Cette page est disponible en français également. Voir ici →

Ntaganda Lawyers File Request for ICC Judge’s Disqualification Over Ambassador Post

Defense lawyers for Bosco Ntaganda have filed a formal request for International Criminal Court (ICC) judge Kuniko Ozaki to be disqualified from the case of the former Congolese rebel commander. The defense request arises from Judge Ozaki’s appointment as Japan’s ambassador and the decision by the Plenary of Judges to permit her to concurrently serve on the Ntaganda trial as a non-full-time judge.

According to defense lawyer Stéphane Bourgon, the judge’s resignation of the ambassadorial post is insufficient to restore the appearance of her judicial independence or impartiality. “Quite to the contrary, Judge Ozaki served for some period of time as a Japanese diplomat, creating an association that is not counter-acted by her subsequent resignation, especially because she denies that her resignation was required to restore her judicial independence,” he added.

Article 41(2) of the court’s statute, which the defense has invoked, provides that judges shall not engage in any activity that is likely to interfere with their judicial functions or to affect confidence in their independence.

In the May 20 request to the court’s Presidency, Bourgon argues that, because the judge has lost the diplomatic position she wanted so much that she was willing to resign from the ICC in order to get it, a reasonable observer cannot fail to apprehend an appearance of bias against the party that sought her disqualification. This, he said, now enhances her lack of judicial independence.

On March 4, 2019, a majority of the court’s judges determined that Judge Ozaki’s request to continue serving on the Ntaganda trial while holding her ambassadorial post is not incompatible with the ICC’s requirements of judicial independence. The defense has said this contravenes the court’s rules on judicial independence.

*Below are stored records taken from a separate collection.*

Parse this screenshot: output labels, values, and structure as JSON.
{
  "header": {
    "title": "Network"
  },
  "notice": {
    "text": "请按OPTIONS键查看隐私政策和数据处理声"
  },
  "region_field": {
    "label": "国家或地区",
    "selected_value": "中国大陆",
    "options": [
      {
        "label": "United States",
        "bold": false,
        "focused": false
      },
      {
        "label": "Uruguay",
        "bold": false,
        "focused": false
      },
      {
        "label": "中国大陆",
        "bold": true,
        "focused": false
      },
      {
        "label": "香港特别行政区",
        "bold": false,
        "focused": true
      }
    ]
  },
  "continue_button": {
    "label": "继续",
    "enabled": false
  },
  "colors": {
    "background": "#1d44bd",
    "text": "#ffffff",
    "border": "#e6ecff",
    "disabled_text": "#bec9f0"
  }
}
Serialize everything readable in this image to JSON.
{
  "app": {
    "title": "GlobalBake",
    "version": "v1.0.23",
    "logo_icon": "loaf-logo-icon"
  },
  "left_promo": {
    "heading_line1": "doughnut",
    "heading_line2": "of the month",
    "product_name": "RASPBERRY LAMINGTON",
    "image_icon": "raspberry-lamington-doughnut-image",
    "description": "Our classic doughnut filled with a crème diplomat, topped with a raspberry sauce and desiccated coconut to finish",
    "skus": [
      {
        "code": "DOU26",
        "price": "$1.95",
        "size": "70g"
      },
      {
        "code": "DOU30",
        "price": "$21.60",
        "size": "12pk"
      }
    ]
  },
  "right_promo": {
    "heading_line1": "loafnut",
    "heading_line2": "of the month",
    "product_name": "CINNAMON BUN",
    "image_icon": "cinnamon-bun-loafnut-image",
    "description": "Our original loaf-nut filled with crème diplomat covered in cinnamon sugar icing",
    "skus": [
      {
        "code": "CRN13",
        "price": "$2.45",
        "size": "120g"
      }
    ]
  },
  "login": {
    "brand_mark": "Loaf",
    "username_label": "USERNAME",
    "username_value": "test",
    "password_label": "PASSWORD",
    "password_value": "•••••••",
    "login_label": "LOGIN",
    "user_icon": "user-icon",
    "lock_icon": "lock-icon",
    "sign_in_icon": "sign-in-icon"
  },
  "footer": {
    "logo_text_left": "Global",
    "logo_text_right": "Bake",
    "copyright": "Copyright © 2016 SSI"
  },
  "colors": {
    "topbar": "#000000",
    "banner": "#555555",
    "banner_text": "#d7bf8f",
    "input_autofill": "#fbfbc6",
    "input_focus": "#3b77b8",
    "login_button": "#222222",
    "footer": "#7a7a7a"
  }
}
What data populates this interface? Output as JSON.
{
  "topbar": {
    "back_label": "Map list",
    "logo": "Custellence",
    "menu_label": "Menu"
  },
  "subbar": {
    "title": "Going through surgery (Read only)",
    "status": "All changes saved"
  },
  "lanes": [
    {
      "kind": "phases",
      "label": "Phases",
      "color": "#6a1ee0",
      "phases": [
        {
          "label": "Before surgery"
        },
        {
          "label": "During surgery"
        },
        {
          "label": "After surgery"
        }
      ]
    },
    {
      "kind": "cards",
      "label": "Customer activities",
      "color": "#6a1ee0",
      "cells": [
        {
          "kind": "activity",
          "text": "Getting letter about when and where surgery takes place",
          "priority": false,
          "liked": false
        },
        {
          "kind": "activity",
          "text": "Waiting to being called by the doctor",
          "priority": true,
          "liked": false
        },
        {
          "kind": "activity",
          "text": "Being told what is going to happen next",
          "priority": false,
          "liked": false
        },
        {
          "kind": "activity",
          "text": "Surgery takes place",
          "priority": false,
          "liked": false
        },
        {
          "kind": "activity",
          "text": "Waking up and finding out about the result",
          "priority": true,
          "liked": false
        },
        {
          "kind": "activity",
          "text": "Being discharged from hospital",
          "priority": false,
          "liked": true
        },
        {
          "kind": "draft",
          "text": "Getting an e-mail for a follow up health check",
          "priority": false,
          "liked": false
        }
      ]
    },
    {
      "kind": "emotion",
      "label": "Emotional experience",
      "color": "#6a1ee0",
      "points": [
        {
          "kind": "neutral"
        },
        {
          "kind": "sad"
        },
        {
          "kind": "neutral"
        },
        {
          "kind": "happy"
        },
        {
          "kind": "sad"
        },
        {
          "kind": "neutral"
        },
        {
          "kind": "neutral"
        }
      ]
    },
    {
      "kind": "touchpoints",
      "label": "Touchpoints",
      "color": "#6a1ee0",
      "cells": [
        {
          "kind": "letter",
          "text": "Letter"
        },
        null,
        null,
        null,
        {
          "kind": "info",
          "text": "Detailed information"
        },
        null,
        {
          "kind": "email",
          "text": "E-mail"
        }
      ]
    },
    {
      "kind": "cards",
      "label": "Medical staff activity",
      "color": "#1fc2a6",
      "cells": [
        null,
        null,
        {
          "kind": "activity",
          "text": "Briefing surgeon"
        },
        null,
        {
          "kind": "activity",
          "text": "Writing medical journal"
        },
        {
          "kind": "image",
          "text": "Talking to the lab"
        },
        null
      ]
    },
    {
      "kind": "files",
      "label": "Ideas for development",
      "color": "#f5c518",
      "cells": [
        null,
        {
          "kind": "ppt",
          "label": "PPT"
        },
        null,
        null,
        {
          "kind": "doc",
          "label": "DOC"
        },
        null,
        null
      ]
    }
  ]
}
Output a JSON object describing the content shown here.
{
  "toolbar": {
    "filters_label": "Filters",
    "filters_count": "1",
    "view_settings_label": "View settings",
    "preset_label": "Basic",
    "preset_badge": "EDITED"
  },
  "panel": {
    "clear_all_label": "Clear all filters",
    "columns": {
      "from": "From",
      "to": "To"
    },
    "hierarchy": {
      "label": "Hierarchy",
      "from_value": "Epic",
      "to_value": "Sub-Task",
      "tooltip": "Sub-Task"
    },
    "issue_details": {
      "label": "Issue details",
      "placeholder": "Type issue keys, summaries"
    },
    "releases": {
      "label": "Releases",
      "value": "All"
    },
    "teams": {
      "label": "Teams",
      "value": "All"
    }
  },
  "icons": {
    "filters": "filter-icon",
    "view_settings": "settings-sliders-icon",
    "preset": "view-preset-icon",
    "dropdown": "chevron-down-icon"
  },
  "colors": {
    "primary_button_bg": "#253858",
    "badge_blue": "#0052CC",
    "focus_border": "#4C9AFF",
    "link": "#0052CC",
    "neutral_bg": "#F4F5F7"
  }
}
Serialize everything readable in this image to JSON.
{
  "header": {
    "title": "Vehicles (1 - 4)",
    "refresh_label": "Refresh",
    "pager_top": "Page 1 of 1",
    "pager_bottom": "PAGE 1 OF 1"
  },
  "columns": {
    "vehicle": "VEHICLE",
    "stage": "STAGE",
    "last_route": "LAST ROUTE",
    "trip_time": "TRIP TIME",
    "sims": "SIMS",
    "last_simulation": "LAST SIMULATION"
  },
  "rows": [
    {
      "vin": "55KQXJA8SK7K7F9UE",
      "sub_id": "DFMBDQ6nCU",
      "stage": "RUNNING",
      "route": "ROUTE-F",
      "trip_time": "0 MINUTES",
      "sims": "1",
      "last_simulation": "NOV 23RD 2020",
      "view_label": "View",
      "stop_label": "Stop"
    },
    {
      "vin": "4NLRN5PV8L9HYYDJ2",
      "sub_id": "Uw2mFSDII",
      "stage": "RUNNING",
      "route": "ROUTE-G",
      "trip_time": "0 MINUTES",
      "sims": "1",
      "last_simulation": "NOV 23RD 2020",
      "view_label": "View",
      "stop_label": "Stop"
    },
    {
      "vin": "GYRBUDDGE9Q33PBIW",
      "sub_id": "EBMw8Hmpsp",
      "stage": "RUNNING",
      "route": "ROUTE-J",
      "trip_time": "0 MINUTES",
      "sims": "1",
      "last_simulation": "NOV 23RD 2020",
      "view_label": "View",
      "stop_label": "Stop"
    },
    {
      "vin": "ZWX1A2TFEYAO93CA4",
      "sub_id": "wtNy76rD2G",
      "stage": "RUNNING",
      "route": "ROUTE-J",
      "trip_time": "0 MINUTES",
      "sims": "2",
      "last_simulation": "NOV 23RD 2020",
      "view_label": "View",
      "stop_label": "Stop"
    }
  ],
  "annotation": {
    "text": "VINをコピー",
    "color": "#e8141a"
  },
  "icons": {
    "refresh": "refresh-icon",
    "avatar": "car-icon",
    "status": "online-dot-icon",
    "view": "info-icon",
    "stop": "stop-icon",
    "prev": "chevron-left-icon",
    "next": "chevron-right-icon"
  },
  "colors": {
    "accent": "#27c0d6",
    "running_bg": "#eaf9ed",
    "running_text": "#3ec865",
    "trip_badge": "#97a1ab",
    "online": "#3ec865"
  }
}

However, the defense request for a stay of proceedings was rejected by Trial Chamber VI judges, who ruled that a stay of proceedings was not justified at this advanced stage of the trial, in addition to the fact that the defense had not yet filed a request to disqualify Judge Ozaki from the trial.

In the latest filing, Ntaganda’s lawyers contend that neither the disruptive consequences of disqualifying the judge nor the advanced stage of proceedings are proper considerations in whether to disqualify Judge Ozaki. This was because the appearance of impartiality was a necessary condition of a judge, “which must exist on the first day of trial, on the day sentence is pronounced, and every day in between.”

Bourgon stressed that Judge Ozaki assumed her functions as Japan’s ambassador while also deliberating on Ntaganda’s case. This occurred as early as February 13 without anyone at the ICC being informed, he said. Further, he claimed the judge was in Estonia no later than March 26 engaging in activities as a diplomatic representative of Japan.

“Judge Ozaki’s concurrent service as a diplomatic representative of the Government of Japan, for as long as it lasted, was incompatible with her judicial independence. This service could not fail, in the mind of a reasonable observer, to ‘affect confidence’ in her independence,” said Bourgon.

Article 41(2)(a) of the Rome Statute states that a judge shall not participate in any case in which his or her impartiality might reasonably be doubted on any ground. Meanwhile, Article 41(2)(b) permits a person being investigated or prosecuted to request disqualification of a judge if their impartiality might reasonably be doubted.

The defense also faults Judge Ozaki for lacking candor when she requested to become a non-full-time judge by not disclosing to the court’s Presidency that she was going to be appointed ambassador. “Candour from the outset would have allowed the [court’s] Presidency to take steps before Judge Ozaki had entered into service as a Japanese diplomat,” stated the defense. According to Bourgon, the day the judge requested her full-time service to end coincided with the Japan government’s decision appointing her ambassador.

The prosecution and victims’ lawyers opposed the defense request for judges to order a stay of proceedings, but they are yet to make submissions on the request to disqualify Judge Ozaki.